Take TSMC as an example. As pointed out TechnologyFoundry Giant owns cutting-edge tools (N5 and N12FFC+ processes) to allow the N12FFC+ process to build 12 stack (48GB) or 16 stack (64GB) memory “building” with data transfer speeds such as the installation of a Super Speed elevator. Meanwhile, the N5 process offers even more accuracy at 6-9 micrometer intervals, allowing direct bonding technology that allows memory stacks to be built directly on top of logic chips.

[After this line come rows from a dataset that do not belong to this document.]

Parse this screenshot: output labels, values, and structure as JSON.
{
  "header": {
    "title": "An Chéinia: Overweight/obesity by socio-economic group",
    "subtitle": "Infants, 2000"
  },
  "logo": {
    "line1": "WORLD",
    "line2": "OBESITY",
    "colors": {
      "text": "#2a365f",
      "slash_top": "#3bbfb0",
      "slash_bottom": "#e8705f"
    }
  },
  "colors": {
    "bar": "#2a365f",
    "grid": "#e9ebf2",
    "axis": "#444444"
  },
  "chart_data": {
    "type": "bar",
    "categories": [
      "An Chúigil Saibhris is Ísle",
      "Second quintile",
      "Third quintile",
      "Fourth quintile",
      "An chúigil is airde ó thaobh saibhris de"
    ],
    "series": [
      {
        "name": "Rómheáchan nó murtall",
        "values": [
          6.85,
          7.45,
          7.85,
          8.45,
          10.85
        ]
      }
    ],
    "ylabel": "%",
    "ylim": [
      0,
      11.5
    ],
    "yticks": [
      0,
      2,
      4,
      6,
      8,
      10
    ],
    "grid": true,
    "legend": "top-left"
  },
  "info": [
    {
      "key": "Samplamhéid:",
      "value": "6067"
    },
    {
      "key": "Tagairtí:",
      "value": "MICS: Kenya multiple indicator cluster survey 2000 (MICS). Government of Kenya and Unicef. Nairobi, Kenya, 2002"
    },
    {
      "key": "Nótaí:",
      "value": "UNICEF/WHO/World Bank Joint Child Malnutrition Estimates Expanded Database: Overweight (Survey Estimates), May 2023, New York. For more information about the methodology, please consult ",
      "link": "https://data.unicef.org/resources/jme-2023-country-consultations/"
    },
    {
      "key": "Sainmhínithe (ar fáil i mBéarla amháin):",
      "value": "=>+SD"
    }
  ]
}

HBM: It's still an oliopoly game

One thing is clear as Memory Giants prepares for the HBM4 ERA and races to ensure Nvidia validation. Trendforce will lead with 59% shipments in 2025, with Samsung and Micron holding around 20% each.

In the upcoming HBM4 Battlegrounds, Nvidia and AMD will remain heavyweights, driving demand for memory giants. Nvidia has unveiled the next generation of Rubin GPUs at this year's GTC, but AMD is preparing the MI400 series as a direct competitor.

In terms of specifications, each DRAM die on an HBM is typically built from 4, 8, or 12 dies, typically 30-50 µm thick. Jedeck We observed a relaxed nominal package thickness of 775 µm on both the 12 and 16 height HBM4 stacks, elevated from 720 µm of the HBM3.

Meanwhile, the HBM4 doubles the I/O count from 1,024 to 2,048 compared to the previous generation, but maintains data transfer speeds above 8.0 Gbps, comparable to the HBM3E. This means that the HBM4 can provide twice the data throughput at the same speed due to increased channel count.

Foundries like TSMC play an increasingly important role as logic is at the heart of collaboration. It appears in HBM4's SK Hynix and HBM4E's Micron, making the battlefield of HBM4 more dynamic and unpredictable than ever before.